Is Moses the supreme authority in this world, whose principal role is to convey God’s laws? Or is he a judge, whose role is to apply the law as he adjudicates each case on its merits and bridges between legal principles and actual circumstances? The Torah portrays Moses sometimes as one and sometimes at the other. It’s an ambiguity that caught the attention of the medieval commentators. Rashi, in his mind’s eye, saw Moses as a king: “And he sits like a king and everyone else stands (Rashi on Ex. 18:13, beginning “And Moses sat, and the people stood”). Ibn Ezra, on the following verse, imagines Moses as a magistrate, a long line of petitioners waiting to bring their cases before him: “He makes them stand from evening to morning … and Moses did the right thing, because the judge sits and the plaintiffs stand.”

Ibn Ezra’s Moses is the Moses who sat to hear the case of Zelophehad’s daughters and the heads of the families. He is a judge who interrogates for the truth by engaging in a give-and-take with the parties to the case. Rashi’s Moses is that of Deuteronomy, who teaches the law to the Children of Israel but is not in dialogue with them.

Plato and Dionysus in Syracuse
When the philosopher Plato was about seventy years old, he sailed from Athens to Syracuse, in Sicily. Following the decline of Athens and Sparta as a consequence of the long war between them, Syracuse had become the major power in the Greek world. Its ruler, Dionysius II, had implored Plato to come to teach him how to be a good and just ruler. He knew that Plato, the author of the dialogues The Republic and The Laws, had argued that the ideal city was one ruled by a philosopher.
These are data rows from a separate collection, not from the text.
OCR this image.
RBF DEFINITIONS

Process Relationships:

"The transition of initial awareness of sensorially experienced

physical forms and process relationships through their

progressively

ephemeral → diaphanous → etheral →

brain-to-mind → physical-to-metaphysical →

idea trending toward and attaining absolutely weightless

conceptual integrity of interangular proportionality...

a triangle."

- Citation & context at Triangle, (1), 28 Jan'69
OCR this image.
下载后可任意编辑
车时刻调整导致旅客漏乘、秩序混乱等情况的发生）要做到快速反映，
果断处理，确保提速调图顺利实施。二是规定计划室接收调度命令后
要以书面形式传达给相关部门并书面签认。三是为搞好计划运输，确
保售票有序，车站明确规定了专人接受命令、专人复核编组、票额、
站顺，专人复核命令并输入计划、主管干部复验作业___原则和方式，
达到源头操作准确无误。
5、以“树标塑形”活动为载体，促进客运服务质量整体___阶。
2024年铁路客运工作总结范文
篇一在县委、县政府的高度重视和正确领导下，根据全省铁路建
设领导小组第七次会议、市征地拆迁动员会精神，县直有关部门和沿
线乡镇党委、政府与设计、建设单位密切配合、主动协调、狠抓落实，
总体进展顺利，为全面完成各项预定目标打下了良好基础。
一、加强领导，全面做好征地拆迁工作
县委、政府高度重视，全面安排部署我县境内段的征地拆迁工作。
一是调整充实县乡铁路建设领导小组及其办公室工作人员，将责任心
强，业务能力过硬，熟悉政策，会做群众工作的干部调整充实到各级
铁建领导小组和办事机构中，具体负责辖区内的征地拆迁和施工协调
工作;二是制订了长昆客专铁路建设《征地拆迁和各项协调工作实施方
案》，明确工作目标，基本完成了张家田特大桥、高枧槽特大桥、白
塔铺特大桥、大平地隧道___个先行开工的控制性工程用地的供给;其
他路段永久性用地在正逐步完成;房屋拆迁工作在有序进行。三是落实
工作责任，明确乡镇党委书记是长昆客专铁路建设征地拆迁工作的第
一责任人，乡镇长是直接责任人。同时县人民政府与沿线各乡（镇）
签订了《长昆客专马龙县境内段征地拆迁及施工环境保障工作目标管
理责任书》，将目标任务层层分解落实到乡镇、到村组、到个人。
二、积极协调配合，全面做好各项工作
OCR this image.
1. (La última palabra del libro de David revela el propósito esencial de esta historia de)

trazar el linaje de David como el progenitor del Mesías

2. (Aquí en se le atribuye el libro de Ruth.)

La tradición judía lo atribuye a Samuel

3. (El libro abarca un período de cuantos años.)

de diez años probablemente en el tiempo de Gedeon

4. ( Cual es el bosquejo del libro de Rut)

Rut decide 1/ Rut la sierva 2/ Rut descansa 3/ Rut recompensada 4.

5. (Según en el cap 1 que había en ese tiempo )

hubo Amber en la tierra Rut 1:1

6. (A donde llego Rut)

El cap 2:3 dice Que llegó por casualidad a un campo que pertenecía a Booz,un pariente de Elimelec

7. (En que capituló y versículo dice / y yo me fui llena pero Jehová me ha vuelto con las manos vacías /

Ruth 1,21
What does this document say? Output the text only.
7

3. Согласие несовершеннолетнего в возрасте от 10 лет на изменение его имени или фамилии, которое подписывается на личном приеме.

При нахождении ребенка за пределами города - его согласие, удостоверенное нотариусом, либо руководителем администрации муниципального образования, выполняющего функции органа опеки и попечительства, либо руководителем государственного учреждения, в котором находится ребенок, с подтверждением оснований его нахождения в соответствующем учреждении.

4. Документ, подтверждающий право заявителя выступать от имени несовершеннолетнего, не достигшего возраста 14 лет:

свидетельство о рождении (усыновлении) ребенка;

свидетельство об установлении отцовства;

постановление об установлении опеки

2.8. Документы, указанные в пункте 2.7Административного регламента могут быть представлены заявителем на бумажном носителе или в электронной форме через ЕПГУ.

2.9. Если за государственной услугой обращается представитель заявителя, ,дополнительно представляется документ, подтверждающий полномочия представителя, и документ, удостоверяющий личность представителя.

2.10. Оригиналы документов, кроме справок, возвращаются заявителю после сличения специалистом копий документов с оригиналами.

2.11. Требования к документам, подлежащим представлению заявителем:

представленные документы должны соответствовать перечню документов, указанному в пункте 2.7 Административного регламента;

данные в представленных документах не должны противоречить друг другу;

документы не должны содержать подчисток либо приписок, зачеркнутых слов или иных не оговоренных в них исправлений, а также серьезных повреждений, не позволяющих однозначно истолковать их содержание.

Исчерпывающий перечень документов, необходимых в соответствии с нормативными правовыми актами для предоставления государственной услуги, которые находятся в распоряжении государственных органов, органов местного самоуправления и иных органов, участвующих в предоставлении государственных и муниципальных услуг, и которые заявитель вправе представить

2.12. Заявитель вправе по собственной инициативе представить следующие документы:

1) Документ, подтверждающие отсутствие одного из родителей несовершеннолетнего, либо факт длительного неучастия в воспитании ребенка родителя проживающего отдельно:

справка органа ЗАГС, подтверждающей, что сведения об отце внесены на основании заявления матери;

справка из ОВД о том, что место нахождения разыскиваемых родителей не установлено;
Plato found himself facing the most difficult challenge that any philosopher could encounter: the need to put his theories into practice. He failed. Dionysius thought of philosophy as a tool for gaining more power and wealth. He wanted Plato to teach him rules and practices he could use to make himself mightier and richer. Plato relates, in his Seventh Letter, that he tried to explain to the king that philosophy is not the promulgation of laws but a conversation, one in which “names, definitions, sights, and other data of sense, are brought into contact and friction one with another, in the course of scrutiny and kindly testing by men who proceed by question and answer without ill will, with a sudden flash there shines forth understanding about every problem, and an intelligence whose efforts reach the furthest limits of human powers.”

The Torah lectures that Moses offers to his people before they cross the Jordan are essential for a generation that is about to set up a state from scratch. But, a moment before the class begins, the Torah reminds us, in the final chapter of Numbers, that the Torah can be implemented only as part of a conversation in which different voices are heard, while bridging between the letter of the law and things as they are. The dialogue between Moses, Zelophehad’s daughters, and the heads of the families is the voice that Plato did not hear in Syracuse.